Can't we just get a promise with the lang and pass it when building the text layer and get its value only when the first chunk is rendered, something like that ?

timvandermeij · 2024-05-14T16:32:08Z

Now that #17941 is in place, this patch can be updated to make use of the new lang attribute, which should hopefully simplify this patch.

Aditi-1400 · 2024-05-17T09:11:34Z

Now that #17941 is in place, this patch can be updated to make use of the new lang attribute, which should hopefully simplify this patch

Updated the pull request using the new lang attribute.
Also, makeref is failing so I didn't run snapshot tests locally, but this shouldn't affect rendering

src/display/text_layer.js

Snuffleupagus

Please also add a text reference test, using the first page of the affected PDF document.

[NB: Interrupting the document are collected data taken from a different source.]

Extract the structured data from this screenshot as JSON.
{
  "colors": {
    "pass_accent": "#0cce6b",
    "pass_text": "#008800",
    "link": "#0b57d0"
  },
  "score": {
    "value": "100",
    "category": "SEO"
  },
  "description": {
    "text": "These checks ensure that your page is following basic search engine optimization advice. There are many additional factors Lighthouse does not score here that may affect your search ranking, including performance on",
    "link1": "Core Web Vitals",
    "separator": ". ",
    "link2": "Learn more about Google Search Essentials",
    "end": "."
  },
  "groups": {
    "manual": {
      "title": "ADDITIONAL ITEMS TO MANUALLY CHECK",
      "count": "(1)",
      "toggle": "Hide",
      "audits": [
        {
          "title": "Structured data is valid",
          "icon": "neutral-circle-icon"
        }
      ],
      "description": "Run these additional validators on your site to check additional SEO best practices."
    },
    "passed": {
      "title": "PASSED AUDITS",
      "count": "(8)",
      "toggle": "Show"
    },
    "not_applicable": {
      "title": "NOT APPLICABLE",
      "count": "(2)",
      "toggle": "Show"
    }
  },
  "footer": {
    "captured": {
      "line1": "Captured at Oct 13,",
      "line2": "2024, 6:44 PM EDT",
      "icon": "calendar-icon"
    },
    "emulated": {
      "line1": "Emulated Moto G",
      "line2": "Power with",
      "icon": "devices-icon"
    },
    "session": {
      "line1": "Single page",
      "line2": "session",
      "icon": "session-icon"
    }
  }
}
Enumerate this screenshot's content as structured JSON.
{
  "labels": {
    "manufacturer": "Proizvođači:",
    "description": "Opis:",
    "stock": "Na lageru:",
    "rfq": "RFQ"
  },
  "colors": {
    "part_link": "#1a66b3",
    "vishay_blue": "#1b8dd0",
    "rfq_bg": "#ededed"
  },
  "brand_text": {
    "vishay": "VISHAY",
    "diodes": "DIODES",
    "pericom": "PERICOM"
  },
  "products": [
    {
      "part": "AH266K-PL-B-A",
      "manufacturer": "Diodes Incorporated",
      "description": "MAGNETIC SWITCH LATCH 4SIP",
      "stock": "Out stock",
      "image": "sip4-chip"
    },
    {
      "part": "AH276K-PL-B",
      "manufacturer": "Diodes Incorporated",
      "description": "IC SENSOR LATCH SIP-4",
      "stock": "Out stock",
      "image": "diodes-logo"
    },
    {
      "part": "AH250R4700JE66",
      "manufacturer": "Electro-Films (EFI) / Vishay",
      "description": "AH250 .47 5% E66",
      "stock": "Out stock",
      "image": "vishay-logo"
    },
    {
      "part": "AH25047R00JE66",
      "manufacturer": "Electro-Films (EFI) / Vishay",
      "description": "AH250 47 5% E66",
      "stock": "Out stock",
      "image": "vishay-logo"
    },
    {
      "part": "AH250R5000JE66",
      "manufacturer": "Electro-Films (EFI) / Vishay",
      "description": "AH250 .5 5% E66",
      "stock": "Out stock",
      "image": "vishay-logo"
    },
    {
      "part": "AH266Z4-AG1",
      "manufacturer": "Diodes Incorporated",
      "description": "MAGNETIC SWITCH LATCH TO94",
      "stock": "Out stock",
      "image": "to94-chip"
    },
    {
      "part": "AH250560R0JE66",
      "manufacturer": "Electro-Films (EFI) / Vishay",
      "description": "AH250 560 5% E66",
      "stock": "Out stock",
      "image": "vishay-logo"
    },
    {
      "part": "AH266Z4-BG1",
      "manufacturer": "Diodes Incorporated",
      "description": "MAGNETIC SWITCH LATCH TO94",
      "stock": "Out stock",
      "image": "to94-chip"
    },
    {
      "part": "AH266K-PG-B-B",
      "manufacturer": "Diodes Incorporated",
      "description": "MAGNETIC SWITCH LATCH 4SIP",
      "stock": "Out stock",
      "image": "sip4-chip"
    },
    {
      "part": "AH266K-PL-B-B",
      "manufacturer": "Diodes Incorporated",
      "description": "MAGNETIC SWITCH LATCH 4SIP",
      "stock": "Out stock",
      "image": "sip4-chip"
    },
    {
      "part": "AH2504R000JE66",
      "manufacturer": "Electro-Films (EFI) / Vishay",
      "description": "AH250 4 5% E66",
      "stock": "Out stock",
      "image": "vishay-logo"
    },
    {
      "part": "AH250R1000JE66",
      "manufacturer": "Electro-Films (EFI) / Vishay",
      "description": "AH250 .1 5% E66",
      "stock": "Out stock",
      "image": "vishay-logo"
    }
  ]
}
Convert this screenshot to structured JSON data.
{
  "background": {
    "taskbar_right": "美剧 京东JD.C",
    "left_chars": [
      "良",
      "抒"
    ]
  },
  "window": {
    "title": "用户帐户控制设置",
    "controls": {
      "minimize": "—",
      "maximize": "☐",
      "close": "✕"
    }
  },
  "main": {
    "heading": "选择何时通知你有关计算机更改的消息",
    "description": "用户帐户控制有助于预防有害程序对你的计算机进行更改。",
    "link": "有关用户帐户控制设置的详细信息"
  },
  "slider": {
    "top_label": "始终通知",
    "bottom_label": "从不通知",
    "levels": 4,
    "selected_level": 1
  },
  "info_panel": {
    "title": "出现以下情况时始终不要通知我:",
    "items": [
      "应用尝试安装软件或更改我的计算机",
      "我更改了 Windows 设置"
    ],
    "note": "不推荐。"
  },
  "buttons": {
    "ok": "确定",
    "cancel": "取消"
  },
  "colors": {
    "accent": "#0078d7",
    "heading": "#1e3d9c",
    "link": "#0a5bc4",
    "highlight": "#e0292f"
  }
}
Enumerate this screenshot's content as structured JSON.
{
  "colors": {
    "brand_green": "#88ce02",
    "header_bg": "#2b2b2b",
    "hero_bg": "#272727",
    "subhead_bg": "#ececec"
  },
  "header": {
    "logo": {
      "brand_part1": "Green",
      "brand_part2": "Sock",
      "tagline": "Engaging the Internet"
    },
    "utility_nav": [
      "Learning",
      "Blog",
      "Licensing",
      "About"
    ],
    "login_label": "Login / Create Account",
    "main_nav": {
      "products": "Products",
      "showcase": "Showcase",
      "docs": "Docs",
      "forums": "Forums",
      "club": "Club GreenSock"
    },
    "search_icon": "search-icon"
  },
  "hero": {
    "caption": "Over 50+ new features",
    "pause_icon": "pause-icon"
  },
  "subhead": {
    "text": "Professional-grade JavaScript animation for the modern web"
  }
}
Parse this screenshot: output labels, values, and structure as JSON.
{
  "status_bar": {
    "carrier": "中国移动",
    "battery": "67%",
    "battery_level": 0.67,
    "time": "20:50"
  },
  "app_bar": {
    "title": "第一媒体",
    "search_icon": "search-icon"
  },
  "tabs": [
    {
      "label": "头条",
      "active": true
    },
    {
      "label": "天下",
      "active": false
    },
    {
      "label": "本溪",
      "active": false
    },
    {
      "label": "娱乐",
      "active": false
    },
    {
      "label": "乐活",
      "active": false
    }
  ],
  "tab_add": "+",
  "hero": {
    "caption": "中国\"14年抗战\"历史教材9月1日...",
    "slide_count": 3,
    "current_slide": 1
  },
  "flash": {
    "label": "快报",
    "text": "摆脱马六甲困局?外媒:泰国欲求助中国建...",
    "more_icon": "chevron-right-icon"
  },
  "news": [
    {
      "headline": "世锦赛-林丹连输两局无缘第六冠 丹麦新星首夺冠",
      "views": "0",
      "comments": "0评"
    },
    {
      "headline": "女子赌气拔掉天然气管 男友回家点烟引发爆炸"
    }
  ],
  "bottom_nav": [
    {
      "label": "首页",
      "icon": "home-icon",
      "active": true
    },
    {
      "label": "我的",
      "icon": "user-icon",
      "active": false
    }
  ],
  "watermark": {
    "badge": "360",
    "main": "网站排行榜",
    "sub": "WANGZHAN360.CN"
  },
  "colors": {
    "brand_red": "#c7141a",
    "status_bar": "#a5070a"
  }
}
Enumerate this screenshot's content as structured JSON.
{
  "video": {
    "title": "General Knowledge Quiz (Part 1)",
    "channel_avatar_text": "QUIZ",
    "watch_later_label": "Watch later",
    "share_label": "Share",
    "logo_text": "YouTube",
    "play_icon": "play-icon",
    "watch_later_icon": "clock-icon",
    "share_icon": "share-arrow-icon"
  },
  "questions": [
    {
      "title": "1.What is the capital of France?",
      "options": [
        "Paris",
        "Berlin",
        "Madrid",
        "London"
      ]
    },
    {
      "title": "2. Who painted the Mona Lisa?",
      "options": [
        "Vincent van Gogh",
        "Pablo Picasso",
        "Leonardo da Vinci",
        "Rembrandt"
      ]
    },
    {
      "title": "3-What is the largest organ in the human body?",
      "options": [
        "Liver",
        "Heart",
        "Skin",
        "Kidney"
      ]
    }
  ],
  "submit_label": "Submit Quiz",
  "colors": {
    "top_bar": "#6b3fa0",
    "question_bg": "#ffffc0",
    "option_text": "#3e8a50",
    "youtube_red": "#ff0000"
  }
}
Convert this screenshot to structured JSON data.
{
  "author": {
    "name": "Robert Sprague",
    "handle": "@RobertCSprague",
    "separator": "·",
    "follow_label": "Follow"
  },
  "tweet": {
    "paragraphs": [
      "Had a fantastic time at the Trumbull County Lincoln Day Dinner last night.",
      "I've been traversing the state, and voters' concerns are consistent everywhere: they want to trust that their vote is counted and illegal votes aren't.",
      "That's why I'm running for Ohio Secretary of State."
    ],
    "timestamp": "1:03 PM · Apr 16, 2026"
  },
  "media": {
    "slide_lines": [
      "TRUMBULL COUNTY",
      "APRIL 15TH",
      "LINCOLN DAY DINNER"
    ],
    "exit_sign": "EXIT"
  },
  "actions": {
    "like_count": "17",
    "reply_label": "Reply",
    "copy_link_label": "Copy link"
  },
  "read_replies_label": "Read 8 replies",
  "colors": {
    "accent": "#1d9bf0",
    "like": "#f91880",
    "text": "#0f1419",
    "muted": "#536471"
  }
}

And please improve the commit message to explain what's being changed and why, i.e. you'll want more than a single line, since it's currently difficult to understand what the patch does without looking at the code.

src/display/text_layer.js

test/integration/text_layer_spec.mjs

Snuffleupagus

Unfortunately this will now require another rebase, sorry about that!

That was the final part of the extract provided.